En declaraciones a Radio Canadá, Mamoudou Gazibo, profesor de ciencias políticas en la Universidad de Montreal, dijo que, en aquel momento, el gran desafío era mantener la paz, la democracia y la unidad nacional. Sólo Mandela podía pilotear esa transición y lo hizo integrando a elementos del antiguo régimen de apartheid a su gobierno. La medida más fuerte en ese sentido fue la designación de Frederik de Klerk, presidente del Estado de la República de Sudáfrica de 1989 a 1994, como vicepresidente de la República de Sudáfrica.

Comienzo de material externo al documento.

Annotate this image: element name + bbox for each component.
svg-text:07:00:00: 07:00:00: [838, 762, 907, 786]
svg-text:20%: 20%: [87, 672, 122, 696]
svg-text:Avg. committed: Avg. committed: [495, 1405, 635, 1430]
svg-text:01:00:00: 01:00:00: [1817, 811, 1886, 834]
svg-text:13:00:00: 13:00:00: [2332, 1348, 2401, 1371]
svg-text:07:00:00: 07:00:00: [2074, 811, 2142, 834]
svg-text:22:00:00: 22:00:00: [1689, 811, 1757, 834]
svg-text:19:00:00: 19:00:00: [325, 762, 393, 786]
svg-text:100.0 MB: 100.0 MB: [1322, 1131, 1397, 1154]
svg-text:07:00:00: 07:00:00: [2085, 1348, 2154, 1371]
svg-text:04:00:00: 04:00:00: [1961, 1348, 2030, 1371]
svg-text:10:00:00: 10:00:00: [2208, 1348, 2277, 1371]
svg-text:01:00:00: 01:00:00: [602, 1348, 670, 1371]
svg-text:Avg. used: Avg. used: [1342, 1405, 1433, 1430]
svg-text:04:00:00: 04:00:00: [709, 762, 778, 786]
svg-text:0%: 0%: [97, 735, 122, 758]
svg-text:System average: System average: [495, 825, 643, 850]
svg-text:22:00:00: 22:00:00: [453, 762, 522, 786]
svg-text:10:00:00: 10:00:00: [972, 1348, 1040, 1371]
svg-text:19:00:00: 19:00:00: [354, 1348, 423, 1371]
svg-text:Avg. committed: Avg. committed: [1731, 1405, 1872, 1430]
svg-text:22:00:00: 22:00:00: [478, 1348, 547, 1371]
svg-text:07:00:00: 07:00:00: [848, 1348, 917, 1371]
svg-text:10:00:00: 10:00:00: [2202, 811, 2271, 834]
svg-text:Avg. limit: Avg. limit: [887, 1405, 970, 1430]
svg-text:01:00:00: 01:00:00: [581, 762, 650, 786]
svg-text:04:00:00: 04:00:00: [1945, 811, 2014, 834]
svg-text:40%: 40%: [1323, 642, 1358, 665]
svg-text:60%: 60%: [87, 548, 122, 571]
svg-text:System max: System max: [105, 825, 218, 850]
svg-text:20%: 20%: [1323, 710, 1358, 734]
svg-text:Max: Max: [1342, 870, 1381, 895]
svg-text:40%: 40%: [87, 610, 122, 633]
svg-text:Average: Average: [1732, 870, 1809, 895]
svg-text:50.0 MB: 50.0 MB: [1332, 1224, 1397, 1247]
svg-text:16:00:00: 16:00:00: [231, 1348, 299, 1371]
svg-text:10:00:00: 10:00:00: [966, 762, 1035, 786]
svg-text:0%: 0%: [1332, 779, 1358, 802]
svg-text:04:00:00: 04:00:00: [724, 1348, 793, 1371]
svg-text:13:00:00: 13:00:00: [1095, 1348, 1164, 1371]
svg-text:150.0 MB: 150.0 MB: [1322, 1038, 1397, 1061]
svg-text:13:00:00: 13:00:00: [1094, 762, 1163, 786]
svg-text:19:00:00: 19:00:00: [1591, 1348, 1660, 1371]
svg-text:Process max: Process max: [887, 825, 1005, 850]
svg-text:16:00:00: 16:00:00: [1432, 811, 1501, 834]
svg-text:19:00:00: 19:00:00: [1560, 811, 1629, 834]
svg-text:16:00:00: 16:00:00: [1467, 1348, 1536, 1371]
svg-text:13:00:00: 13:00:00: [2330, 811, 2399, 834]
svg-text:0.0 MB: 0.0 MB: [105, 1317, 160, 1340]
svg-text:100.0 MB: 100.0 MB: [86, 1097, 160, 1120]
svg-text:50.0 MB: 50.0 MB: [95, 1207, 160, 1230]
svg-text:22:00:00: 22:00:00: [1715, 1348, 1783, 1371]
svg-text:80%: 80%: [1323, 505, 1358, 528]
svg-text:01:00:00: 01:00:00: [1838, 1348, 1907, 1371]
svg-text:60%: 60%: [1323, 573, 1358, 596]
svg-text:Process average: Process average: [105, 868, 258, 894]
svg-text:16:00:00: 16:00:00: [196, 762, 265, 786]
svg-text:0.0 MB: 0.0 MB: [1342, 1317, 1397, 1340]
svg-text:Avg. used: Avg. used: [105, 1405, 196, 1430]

El propio Mandela explicó su política de este modo: “He combatido la dominación blanca, combatiré una dominación negra”.
Generosidad en la victoria: es la gran lección que deja Mandela, y no sólo para los sudafricanos sino para todo el mundo. Su divisa fue vencer pero no humillar. Cuando sus enemigos –los representantes del régimen de apartheid- finalmente debieron negociar con él una salida política, Mandela les tendió la mano, buscó la reconciliación y hasta compartió el poder con ellos. Además, no sólo no se plegó jamás al racismo antiblanco y al espíritu de venganza, sino que combatió esas tendencias dentro de sus propias filas.
Golda Meir (1898-1980)
El mandato de Golda Meir como primera ministra de Israel comenzó durante un período de intensa tensión en Oriente Medio, por lo que debió enfrentar desafíos inmediatos, como la violencia y las disputas territoriales tras la Guerra de los Seis Días.
Golda Meir tenía 70 años cuando asumió la jefatura del gobierno de Israel en 1969, convirtiéndose en la primera mujer en ocupar ese cargo en el país y en una de las primeras a nivel internacional. Le tocó gobernar el país durante una etapa crítica, marcada por graves tensiones políticas y sociales en Israel y en la región. Como ella misma dijo, ser Premier no era algo que estuviera en sus planes. Las circunstancias y su trayectoria en la construcción del estado de Israel la llevaron a ese lugar.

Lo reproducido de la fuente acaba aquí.